The Minnesota Court of Appeals enforced the policy's anti-assignment provisions for the assignment of no-fault insurance claims to a medical provider. Stand Up Multipositional Advantage MRI, P.A. v. Family Ins. Co., 2016 Minn. App. LEXIS 24 (Minn. Ct. App. April 25, 2016).
Stand Up Multipositional Advantage MRI (SUMA) operated a clinic that performed MRIs. Before the MRI was done, SUMA had its patients sign a one-page assignment and lien agreement. The agreement stated, in part,
I hereby assign to SUMA . . . all of my claims to, rights to, and interests in, proceeds, whether resolved or unresolved, including without limit ownership rights, which I may have now or in the future relating directly or indirectly to my charges, condition, or causes of my condition . . . including remedies that I might have against or with respect to any payer now or in the future . . . . consistent with these terms, I hereby direct any and all Payers, to pay the proceeds directly to, immediately to, and exclusively in the name of SUMA to the full extent of my charges.
American Family Insurance Company issued auto policies, which included an anti-assignment provision: "Interest in this policy may be assigned only with our written consent."
In July 2013, SUMA filed suit against various insurers, including American Family, for alleged failure to make payment directly to SUMA pursuant to the assignments its patients signed.
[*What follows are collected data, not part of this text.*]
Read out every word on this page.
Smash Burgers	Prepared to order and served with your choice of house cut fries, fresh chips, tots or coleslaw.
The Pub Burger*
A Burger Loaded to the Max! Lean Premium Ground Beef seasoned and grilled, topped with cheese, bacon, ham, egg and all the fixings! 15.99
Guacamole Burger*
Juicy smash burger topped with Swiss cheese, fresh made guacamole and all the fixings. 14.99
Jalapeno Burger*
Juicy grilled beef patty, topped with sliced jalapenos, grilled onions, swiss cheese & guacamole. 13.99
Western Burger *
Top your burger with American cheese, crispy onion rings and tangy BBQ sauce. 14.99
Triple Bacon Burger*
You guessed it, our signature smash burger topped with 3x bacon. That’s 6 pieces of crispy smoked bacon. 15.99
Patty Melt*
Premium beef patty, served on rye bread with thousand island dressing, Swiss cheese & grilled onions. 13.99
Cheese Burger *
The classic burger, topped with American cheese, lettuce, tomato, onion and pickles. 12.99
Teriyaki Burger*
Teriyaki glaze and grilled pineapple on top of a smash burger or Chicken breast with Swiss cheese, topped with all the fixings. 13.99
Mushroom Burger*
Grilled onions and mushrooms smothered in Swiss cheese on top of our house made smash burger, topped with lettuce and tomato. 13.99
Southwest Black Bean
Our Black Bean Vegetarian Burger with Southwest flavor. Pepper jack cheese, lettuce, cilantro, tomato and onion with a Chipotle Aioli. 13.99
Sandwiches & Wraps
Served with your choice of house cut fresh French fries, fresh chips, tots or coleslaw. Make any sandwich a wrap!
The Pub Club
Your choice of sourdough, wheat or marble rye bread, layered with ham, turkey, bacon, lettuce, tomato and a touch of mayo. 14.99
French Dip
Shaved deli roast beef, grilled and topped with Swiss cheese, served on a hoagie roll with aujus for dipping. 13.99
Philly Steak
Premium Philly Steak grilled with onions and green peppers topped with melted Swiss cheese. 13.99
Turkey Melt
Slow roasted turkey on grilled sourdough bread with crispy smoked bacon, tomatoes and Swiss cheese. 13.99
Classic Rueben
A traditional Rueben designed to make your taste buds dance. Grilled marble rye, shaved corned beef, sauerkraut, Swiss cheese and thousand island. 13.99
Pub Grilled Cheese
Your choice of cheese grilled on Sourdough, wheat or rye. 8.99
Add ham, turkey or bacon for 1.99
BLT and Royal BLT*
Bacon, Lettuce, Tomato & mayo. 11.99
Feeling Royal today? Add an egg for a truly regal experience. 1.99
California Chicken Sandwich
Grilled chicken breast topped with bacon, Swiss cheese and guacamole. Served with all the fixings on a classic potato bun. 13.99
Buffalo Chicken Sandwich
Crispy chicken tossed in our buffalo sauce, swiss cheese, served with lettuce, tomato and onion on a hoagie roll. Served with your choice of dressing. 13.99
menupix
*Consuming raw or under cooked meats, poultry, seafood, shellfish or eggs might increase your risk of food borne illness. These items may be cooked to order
The patients were injured in an auto accident and sought an MRI from SUMA. Each signed an assignment.
SUMA filed suit, alleging that American Family refused to make payment pursuant to the assignments. Cross-motions for summary judgment were filed. The trial court granted SUMA's motion and denied the motion filed by American Family.
On appeal, American Family argued that the assignments to SUMA were invalid because the patients executed their assignments before they incurred a loss for purposes of the Minnesota No-Fault Act. The court noted that an anti-assignment provision in a policy was unenforceable under Minnesota law with respect to a post-loss assignment, thereby making a post-loss assignment valid and enforceable.
Under the No-Fault Act, the patient's loss accrued when the medical expense was incurred. Therefore, a patient's assignment of a no-fault insurance claim to a medical provider was invalid and unenforceable if the applicable policy forbade such an assignment and if the patient made the assignment before the medical provider billed the patient for the medical services. Here, the patients were billed by SUMA after they assigned their respective no-fault claims to SUMA. Therefore, the assignments were pre-loss assignments and invalid under the policy language.